100 YÜZE İMZA VE SÖYLEŞİ PROGRAMININ ŞUBAT AYI KONUĞU TARIK TUFAN OLDU!
Zeytinburnu Kültür Sanat’ta, 100 Yüze İmza ve Söyleşi programının şubat ayı söyleşisi gerçekleşti. Aykut Ertuğrul’un sunumuyla, 20 Şubat Perşembe akşamı saat 19.30’da başlayan söyleşinin konuğu yazar Tarık Tufan oldu. “Gece Açan Çiçekler” adlı yeni romanından yola çıkılarak Tarık Tufan’ın hayata ve edebiyata bakışı ele alındı.

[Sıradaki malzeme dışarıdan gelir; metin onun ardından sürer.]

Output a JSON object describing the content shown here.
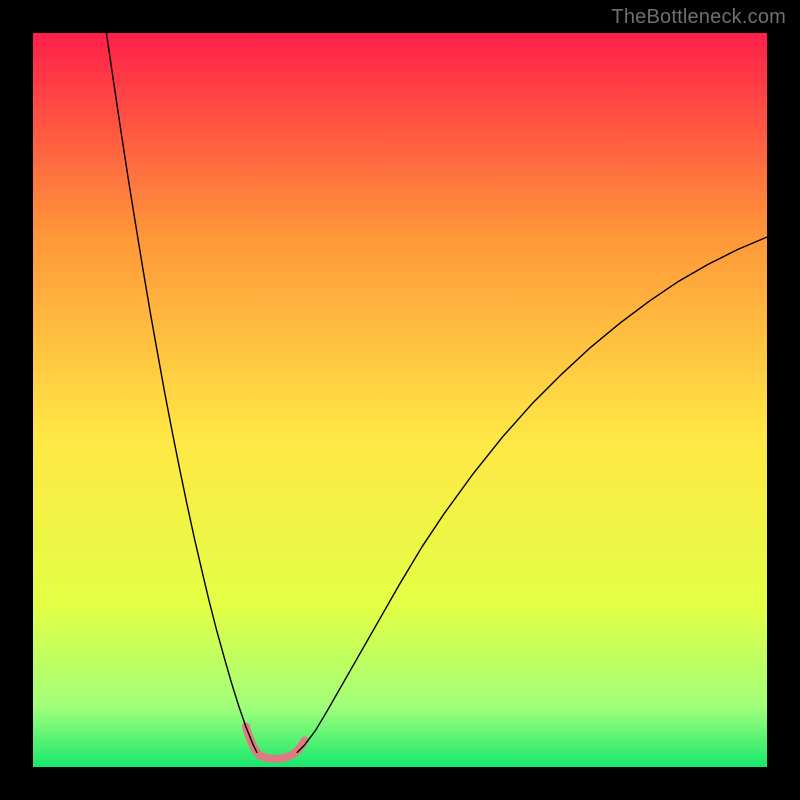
{
  "watermark": "TheBottleneck.com",
  "chart_data": {
    "type": "line",
    "title": "",
    "xlabel": "",
    "ylabel": "",
    "xlim": [
      0,
      100
    ],
    "ylim": [
      0,
      100
    ],
    "grid": false,
    "legend": false,
    "background_gradient": {
      "top": "#ff1f4a",
      "mid_upper": "#ff983a",
      "mid": "#ffe745",
      "mid_lower": "#e3ff45",
      "near_bottom": "#9fff7a",
      "bottom": "#17e86e"
    },
    "series": [
      {
        "name": "left-branch",
        "color": "#000000",
        "width": 1.4,
        "x": [
          10.0,
          11.0,
          12.0,
          13.0,
          14.0,
          15.0,
          16.0,
          17.0,
          18.0,
          19.0,
          20.0,
          21.0,
          22.0,
          23.0,
          24.0,
          25.0,
          26.0,
          27.0,
          28.0,
          29.0,
          30.0,
          30.5
        ],
        "y": [
          100.0,
          93.2,
          86.5,
          80.0,
          73.8,
          67.7,
          61.8,
          56.2,
          50.7,
          45.5,
          40.5,
          35.7,
          31.1,
          26.8,
          22.6,
          18.7,
          15.1,
          11.6,
          8.4,
          5.5,
          3.0,
          2.0
        ]
      },
      {
        "name": "right-branch",
        "color": "#000000",
        "width": 1.4,
        "x": [
          36.0,
          37.0,
          38.5,
          40.0,
          42.0,
          44.0,
          46.0,
          48.0,
          50.0,
          53.0,
          56.0,
          60.0,
          64.0,
          68.0,
          72.0,
          76.0,
          80.0,
          84.0,
          88.0,
          92.0,
          96.0,
          100.0
        ],
        "y": [
          2.0,
          3.0,
          5.0,
          7.5,
          11.0,
          14.5,
          18.0,
          21.5,
          25.0,
          30.0,
          34.5,
          40.0,
          45.0,
          49.5,
          53.5,
          57.2,
          60.5,
          63.5,
          66.2,
          68.5,
          70.5,
          72.2
        ]
      },
      {
        "name": "bottom-highlight",
        "color": "#e07a82",
        "width": 8,
        "x": [
          29.0,
          29.5,
          30.0,
          30.5,
          31.0,
          32.0,
          33.0,
          34.0,
          35.0,
          35.5,
          36.0,
          36.5,
          37.0
        ],
        "y": [
          5.5,
          4.0,
          2.8,
          2.0,
          1.5,
          1.2,
          1.1,
          1.2,
          1.5,
          1.8,
          2.2,
          2.8,
          3.6
        ]
      }
    ]
  }
}
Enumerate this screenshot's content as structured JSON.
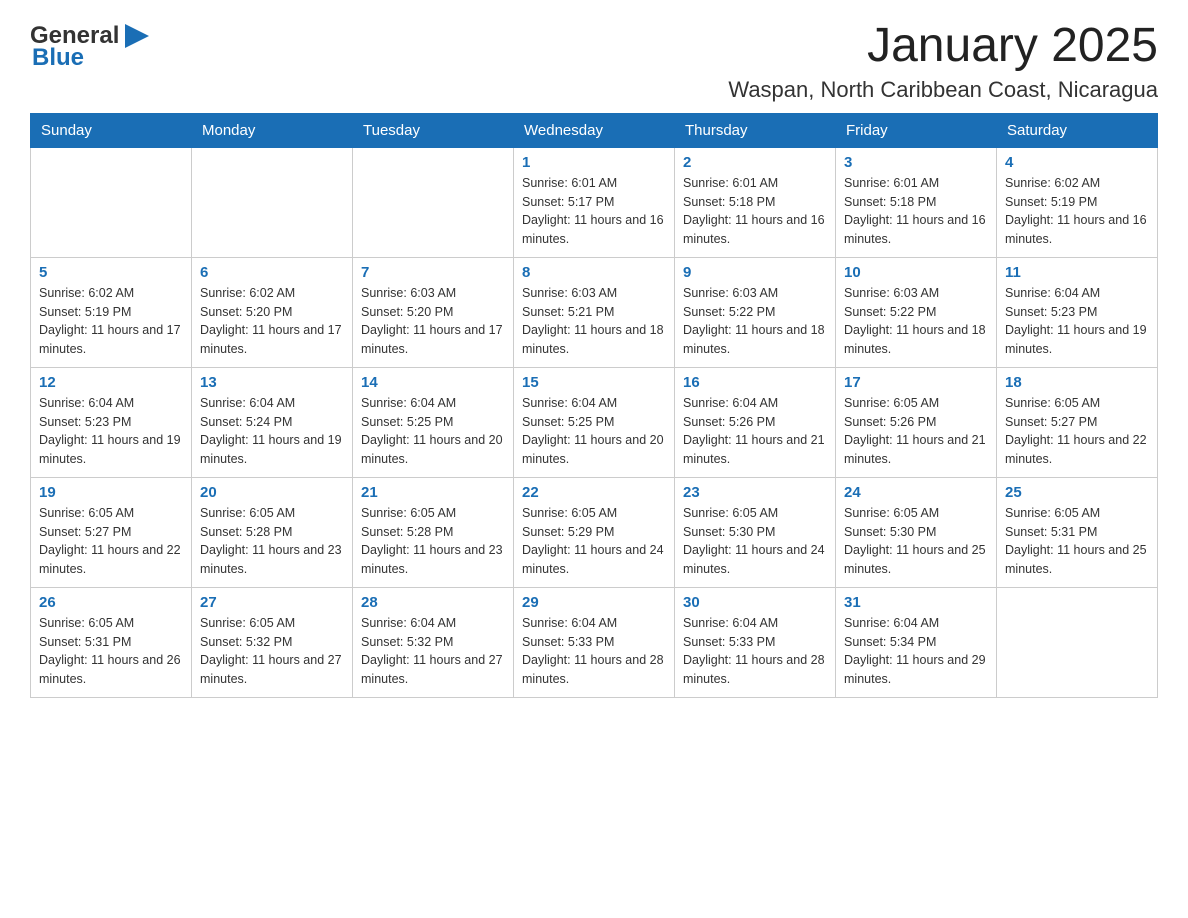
{
  "header": {
    "logo": {
      "general": "General",
      "blue": "Blue",
      "arrow": "▶"
    },
    "month": "January 2025",
    "location": "Waspan, North Caribbean Coast, Nicaragua"
  },
  "days_of_week": [
    "Sunday",
    "Monday",
    "Tuesday",
    "Wednesday",
    "Thursday",
    "Friday",
    "Saturday"
  ],
  "weeks": [
    [
      {
        "day": "",
        "info": ""
      },
      {
        "day": "",
        "info": ""
      },
      {
        "day": "",
        "info": ""
      },
      {
        "day": "1",
        "info": "Sunrise: 6:01 AM\nSunset: 5:17 PM\nDaylight: 11 hours and 16 minutes."
      },
      {
        "day": "2",
        "info": "Sunrise: 6:01 AM\nSunset: 5:18 PM\nDaylight: 11 hours and 16 minutes."
      },
      {
        "day": "3",
        "info": "Sunrise: 6:01 AM\nSunset: 5:18 PM\nDaylight: 11 hours and 16 minutes."
      },
      {
        "day": "4",
        "info": "Sunrise: 6:02 AM\nSunset: 5:19 PM\nDaylight: 11 hours and 16 minutes."
      }
    ],
    [
      {
        "day": "5",
        "info": "Sunrise: 6:02 AM\nSunset: 5:19 PM\nDaylight: 11 hours and 17 minutes."
      },
      {
        "day": "6",
        "info": "Sunrise: 6:02 AM\nSunset: 5:20 PM\nDaylight: 11 hours and 17 minutes."
      },
      {
        "day": "7",
        "info": "Sunrise: 6:03 AM\nSunset: 5:20 PM\nDaylight: 11 hours and 17 minutes."
      },
      {
        "day": "8",
        "info": "Sunrise: 6:03 AM\nSunset: 5:21 PM\nDaylight: 11 hours and 18 minutes."
      },
      {
        "day": "9",
        "info": "Sunrise: 6:03 AM\nSunset: 5:22 PM\nDaylight: 11 hours and 18 minutes."
      },
      {
        "day": "10",
        "info": "Sunrise: 6:03 AM\nSunset: 5:22 PM\nDaylight: 11 hours and 18 minutes."
      },
      {
        "day": "11",
        "info": "Sunrise: 6:04 AM\nSunset: 5:23 PM\nDaylight: 11 hours and 19 minutes."
      }
    ],
    [
      {
        "day": "12",
        "info": "Sunrise: 6:04 AM\nSunset: 5:23 PM\nDaylight: 11 hours and 19 minutes."
      },
      {
        "day": "13",
        "info": "Sunrise: 6:04 AM\nSunset: 5:24 PM\nDaylight: 11 hours and 19 minutes."
      },
      {
        "day": "14",
        "info": "Sunrise: 6:04 AM\nSunset: 5:25 PM\nDaylight: 11 hours and 20 minutes."
      },
      {
        "day": "15",
        "info": "Sunrise: 6:04 AM\nSunset: 5:25 PM\nDaylight: 11 hours and 20 minutes."
      },
      {
        "day": "16",
        "info": "Sunrise: 6:04 AM\nSunset: 5:26 PM\nDaylight: 11 hours and 21 minutes."
      },
      {
        "day": "17",
        "info": "Sunrise: 6:05 AM\nSunset: 5:26 PM\nDaylight: 11 hours and 21 minutes."
      },
      {
        "day": "18",
        "info": "Sunrise: 6:05 AM\nSunset: 5:27 PM\nDaylight: 11 hours and 22 minutes."
      }
    ],
    [
      {
        "day": "19",
        "info": "Sunrise: 6:05 AM\nSunset: 5:27 PM\nDaylight: 11 hours and 22 minutes."
      },
      {
        "day": "20",
        "info": "Sunrise: 6:05 AM\nSunset: 5:28 PM\nDaylight: 11 hours and 23 minutes."
      },
      {
        "day": "21",
        "info": "Sunrise: 6:05 AM\nSunset: 5:28 PM\nDaylight: 11 hours and 23 minutes."
      },
      {
        "day": "22",
        "info": "Sunrise: 6:05 AM\nSunset: 5:29 PM\nDaylight: 11 hours and 24 minutes."
      },
      {
        "day": "23",
        "info": "Sunrise: 6:05 AM\nSunset: 5:30 PM\nDaylight: 11 hours and 24 minutes."
      },
      {
        "day": "24",
        "info": "Sunrise: 6:05 AM\nSunset: 5:30 PM\nDaylight: 11 hours and 25 minutes."
      },
      {
        "day": "25",
        "info": "Sunrise: 6:05 AM\nSunset: 5:31 PM\nDaylight: 11 hours and 25 minutes."
      }
    ],
    [
      {
        "day": "26",
        "info": "Sunrise: 6:05 AM\nSunset: 5:31 PM\nDaylight: 11 hours and 26 minutes."
      },
      {
        "day": "27",
        "info": "Sunrise: 6:05 AM\nSunset: 5:32 PM\nDaylight: 11 hours and 27 minutes."
      },
      {
        "day": "28",
        "info": "Sunrise: 6:04 AM\nSunset: 5:32 PM\nDaylight: 11 hours and 27 minutes."
      },
      {
        "day": "29",
        "info": "Sunrise: 6:04 AM\nSunset: 5:33 PM\nDaylight: 11 hours and 28 minutes."
      },
      {
        "day": "30",
        "info": "Sunrise: 6:04 AM\nSunset: 5:33 PM\nDaylight: 11 hours and 28 minutes."
      },
      {
        "day": "31",
        "info": "Sunrise: 6:04 AM\nSunset: 5:34 PM\nDaylight: 11 hours and 29 minutes."
      },
      {
        "day": "",
        "info": ""
      }
    ]
  ],
  "colors": {
    "header_bg": "#1a6eb5",
    "accent_blue": "#1a6eb5"
  }
}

100 Yüze İmza ve Söyleşi programının bu ayki söyleşisi 20 Şubat Perşembe akşamı Zeytinburnu Kültür Sanat’ta gerçekleşti. Aykut Ertuğrul’un moderatörlüğünü yaptığı söyleşide kitaplarıyla geniş okur kitlelerine ulaşan Tarık Tufan’ın “Gece Açan Çiçekler” adlı yeni romanı merkeze alındı. Kitap, program öncesinde dinleyicilere hediye edildi.
“Konak metaforunu Klasik Türk Edebiyatını selamlamak için kullandım.”
Tarık Tufan, “Gece Açan Çiçekler” adlı yeni romanındaki mekân tahayyülünü anlattı:
“Mekân olarak konağı seçmek benim için önemliydi. Bir parça da Klasik Türk Edebiyatında sıklıkla kullanılan konak metaforuna bir halka eklemek istedim. Yakup Kadri’lerin, Reşat Nuri’lerin konak anlatısının modern zamanlardaki hâli gibi. Edebiyatımız bir mekan tahayyülü üzerinden ilerliyor. Yaprak Dökümü’nü hatırlayın: Ali Rıza Bey ve ailesinin yaşadığı ev havadar, güneş alan bir evdir. Romanın son bölümünde aile darmadağın olunca evi artık rutubetli ve bodrum kattadır. Konaktan bodrum dairesine giden süreçte aile dağılmıştır. Ben de bizim klasik edebiyatımızı konak üzerinden selamlamak istedim.”
“Hikâyeler görünür olduğunda şaşırmaya başladık.”
Tarık Tufan, romanında aile içi gerilimleri işlemesinin sebeplerinden söz etti:
“Medyanın gücünün artmasıyla hayat daha görünür oldu. Hikâyeler görünür olduğunda şaşırmaya başladık. Bir ailede bunlar nasıl yaşanabilir, diye düşündük. O hâlde bastırdığımız bir şeyler var. Bunları görmezsek gerçek anlamına da erişemeyiz. Nasıl olması gerektiğine dair bir hayal de kuramayız. Ben de romandaki karakterler ve onların anne imgeleri üzerinden karanlık bir dünya kurdum.”